Zweites Gesätz

Vater unser (3)

Vater unser im Himmel

Wir dürfen uns Gott als unserem ganz persön­lichen Vater anver­trauen. Er hat sich uns durch seinen Sohn mitge­teilt, der in Menschen­ge­stalt, der als Mensch uns dieses Gebet, das „Vater unser“ gegeben hat. Wir können uns wie Kinder an Gott wenden.

geheiligt werde dein Name

Gott erahnen können wir in seiner Schöpfung. In ihr erfahren wir Sinnhaf­tigkeit und die Dynamik der in Gott schwin­genden Evolution. In der Natur erleben wir Gottes Schöp­fungswerk: Schönheit, Balance, Lebens­willen, Vielfalt, Vergänglichkeit.

dein Reich komme

Die Errichtung eines Herrschafts­systems auf der Erde, das die Vollkom­men­heits­sehn­süchte der Menschen erfüllt, ist die große Illusion, die immer wieder in die Katastrophe führt. Ich bin in eine solche Katastrophe hinein­ge­boren worden: Das „Nazi-Reich“.

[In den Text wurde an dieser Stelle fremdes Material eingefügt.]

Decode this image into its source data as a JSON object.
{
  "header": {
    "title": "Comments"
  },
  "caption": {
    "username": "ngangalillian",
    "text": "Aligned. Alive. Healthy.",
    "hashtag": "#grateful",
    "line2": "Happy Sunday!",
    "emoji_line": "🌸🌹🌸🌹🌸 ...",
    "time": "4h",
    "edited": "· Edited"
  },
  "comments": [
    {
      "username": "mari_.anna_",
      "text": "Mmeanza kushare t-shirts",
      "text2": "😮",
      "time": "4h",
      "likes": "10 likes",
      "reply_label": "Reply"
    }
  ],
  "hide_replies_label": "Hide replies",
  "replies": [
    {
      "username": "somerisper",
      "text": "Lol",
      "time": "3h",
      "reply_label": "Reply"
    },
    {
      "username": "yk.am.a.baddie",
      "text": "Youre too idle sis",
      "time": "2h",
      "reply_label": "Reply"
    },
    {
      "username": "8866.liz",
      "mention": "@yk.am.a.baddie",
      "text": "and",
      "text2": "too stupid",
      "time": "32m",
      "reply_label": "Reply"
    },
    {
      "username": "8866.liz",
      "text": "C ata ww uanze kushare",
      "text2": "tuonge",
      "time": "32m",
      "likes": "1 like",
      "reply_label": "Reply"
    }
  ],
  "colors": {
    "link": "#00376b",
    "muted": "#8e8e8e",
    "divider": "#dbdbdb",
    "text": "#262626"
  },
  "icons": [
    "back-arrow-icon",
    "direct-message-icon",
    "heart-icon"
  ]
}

dein Wille geschehe wie im Himmel so auf Erden

Wie erfahre ich, wie kann ich wissen, was der Wille Gottes ist?

Wovon ich ausgehe: Für all mein Denken, Reden und Tun werde ich mich nach meinem Tod verant­worten müssen. Vor dir Gott, unserm Herrn. Aber du, Herr, wirst mich nicht strafend zur Rede stellen.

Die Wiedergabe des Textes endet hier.